Vector Quantized Image-to-Image Translation
This addresses the problem of limited flexibility in image manipulation tasks for researchers and practitioners in computer vision, though it appears incremental as it builds on existing techniques.
The paper tackles the limitation of current image-to-image translation methods, which often only learn recolorization or regional changes due to structural constraints, by proposing a unified framework using vector quantization to enable image-to-image translation, unconditional generation, and image extension, achieving comparable performance to state-of-the-art methods.
Current image-to-image translation methods formulate the task with conditional generation models, leading to learning only the recolorization or regional changes as being constrained by the rich structural information provided by the conditional contexts. In this work, we propose introducing the vector quantization technique into the image-to-image translation framework.

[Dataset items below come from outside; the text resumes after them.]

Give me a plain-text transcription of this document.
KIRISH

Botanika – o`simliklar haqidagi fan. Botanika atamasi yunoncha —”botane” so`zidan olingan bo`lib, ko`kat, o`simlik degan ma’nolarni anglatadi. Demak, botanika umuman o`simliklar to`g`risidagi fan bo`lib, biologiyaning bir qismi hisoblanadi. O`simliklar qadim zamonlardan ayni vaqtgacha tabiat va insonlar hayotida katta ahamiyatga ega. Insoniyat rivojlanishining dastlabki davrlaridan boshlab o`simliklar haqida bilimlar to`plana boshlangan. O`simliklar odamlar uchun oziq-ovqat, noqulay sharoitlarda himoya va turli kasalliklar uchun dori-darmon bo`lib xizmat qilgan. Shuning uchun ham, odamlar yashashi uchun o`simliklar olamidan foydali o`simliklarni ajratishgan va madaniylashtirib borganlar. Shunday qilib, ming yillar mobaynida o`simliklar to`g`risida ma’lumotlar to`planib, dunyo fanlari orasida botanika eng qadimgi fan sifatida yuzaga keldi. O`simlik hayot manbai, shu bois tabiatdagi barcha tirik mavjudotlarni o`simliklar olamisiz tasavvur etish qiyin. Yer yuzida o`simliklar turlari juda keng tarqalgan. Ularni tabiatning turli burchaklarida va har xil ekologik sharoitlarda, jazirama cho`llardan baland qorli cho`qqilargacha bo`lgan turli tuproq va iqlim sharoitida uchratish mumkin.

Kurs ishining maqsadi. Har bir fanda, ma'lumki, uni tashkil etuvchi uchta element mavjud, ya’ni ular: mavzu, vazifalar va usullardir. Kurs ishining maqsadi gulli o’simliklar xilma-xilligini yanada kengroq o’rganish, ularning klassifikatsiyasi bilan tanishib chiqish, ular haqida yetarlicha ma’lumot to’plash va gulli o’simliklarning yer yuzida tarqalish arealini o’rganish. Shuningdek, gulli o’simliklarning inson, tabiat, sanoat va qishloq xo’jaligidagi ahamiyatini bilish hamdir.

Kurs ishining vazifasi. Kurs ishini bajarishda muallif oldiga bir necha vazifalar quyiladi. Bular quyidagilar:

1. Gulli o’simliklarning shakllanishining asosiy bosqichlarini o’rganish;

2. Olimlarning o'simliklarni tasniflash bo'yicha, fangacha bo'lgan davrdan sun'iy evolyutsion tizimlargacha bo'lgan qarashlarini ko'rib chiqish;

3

The vector quantized content representation can facilitate not only the translation, but also the unconditional distribution shared among different domains. Meanwhile, along with the disentangled style representation, the proposed method further enables the capability of image extension with flexibility in both intra- and inter-domains. Qualitative and quantitative experiments demonstrate that our framework achieves comparable performance to the state-of-the-art image-to-image translation and image extension methods. Compared to methods for individual tasks, the proposed method, as a unified framework, unleashes applications combining image-to-image translation, unconditional generation, and image extension altogether. For example, it provides style variability for image generation and extension, and equips image-to-image translation with further extension capabilities.